Introduction. Environmental pollution with heavy metals is one of the most pressing environmental problems, as these substances can have a negative impact on ecosystems and living organisms. In particular, the accumulation of heavy metals in plants in urban ecosystems is an issue that has been widely studied, but many aspects of the problem remain unintelligible. For example, existing research does not always consider the influence of different environmental factors on metal sorption processes. This creates gaps in understanding the mechanisms of interaction between plants and pollutants. The current study aims to investigate the dependence of heavy metal sorption by the Scots pine (Pinus sylvestris) on the level of environmental pollution. The goal is to determine how metal accumulation indicators change depending on the growing conditions, allowing for a more accurate assessment of this plant's role in urban ecology.

Materials and Methods. The research was conducted in the city of Chita in the Trans-Baikal Territory.

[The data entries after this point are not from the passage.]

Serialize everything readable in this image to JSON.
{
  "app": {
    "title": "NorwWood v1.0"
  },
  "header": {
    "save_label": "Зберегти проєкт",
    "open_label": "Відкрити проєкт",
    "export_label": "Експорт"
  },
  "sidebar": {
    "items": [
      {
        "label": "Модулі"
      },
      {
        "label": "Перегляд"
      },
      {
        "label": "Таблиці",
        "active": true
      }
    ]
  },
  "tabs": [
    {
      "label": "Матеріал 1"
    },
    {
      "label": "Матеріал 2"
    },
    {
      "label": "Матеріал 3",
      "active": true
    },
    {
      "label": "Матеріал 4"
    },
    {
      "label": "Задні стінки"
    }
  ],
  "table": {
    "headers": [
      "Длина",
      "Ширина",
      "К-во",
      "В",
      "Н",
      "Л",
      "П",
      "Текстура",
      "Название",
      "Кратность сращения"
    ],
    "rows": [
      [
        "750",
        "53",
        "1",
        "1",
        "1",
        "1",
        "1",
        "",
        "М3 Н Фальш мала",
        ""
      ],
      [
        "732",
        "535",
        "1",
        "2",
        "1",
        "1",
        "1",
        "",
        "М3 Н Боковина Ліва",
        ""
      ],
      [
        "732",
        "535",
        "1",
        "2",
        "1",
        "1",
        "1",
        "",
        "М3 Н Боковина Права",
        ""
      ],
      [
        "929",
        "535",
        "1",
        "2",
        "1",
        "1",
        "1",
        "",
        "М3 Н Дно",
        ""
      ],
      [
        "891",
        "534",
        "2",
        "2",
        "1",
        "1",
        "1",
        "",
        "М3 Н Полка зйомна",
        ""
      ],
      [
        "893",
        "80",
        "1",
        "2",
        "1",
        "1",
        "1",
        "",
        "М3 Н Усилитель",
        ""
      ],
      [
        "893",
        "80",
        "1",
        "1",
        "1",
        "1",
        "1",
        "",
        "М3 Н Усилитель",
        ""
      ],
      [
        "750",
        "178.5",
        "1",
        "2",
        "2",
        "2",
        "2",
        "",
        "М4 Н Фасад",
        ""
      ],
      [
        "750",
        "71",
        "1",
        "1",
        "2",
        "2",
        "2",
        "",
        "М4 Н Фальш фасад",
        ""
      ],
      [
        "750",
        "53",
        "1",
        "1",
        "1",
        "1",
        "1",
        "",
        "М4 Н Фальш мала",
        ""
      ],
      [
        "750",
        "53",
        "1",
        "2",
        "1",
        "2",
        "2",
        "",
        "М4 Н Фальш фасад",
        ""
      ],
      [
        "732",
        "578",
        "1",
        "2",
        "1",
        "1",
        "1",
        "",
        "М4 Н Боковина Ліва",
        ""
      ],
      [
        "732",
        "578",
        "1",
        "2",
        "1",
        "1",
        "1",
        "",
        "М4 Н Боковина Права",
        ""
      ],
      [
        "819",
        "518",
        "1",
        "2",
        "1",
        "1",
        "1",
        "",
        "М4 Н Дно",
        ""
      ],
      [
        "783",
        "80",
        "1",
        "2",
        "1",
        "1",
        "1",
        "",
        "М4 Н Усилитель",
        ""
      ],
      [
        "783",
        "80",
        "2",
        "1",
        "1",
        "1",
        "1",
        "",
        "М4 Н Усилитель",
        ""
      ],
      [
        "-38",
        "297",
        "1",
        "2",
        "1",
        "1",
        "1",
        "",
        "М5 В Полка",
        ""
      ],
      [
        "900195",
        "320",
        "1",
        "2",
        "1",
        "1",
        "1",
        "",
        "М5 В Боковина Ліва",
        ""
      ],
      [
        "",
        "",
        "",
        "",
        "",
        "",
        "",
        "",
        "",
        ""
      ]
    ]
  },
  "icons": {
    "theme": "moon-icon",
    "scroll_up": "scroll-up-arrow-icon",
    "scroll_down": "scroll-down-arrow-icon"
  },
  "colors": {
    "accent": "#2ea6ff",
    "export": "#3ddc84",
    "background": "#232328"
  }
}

Scots pine is a widespread species of pine in this region, therefore, the bark of the Scots pine, as well as soil samples from sites in Chita that were exposed to high levels of human activity served as the basis for the study. Selection of sites was based, among other factors, on complex air pollution index (API5) in Chita. After collecting samples, they were quartered, dried, and ground into a fine powder. Then, the bark and soil were heated in a muffle furnace at 600°C. The burnt soil and pine bark ash were analyzed using methods commonly used in wood chemistry, including a spectrometric analysis on a Shimadzu AA-6200 atomic absorption spectrometer. The acidity was determined by the potentiometric method in a chloride extract. For this purpose, a 1M KCl solution (pH = 6.0) was used, as well as standard buffer solutions (pH 4.01; 6.86; 9.18) for instrument calibration. Suspensions were prepared by adding 75 ml of extractant to 30 g of soil, stirring for one minute. The pH was then measured after the readings stabilized. In parallel, a control experiment was conducted without a soil sample.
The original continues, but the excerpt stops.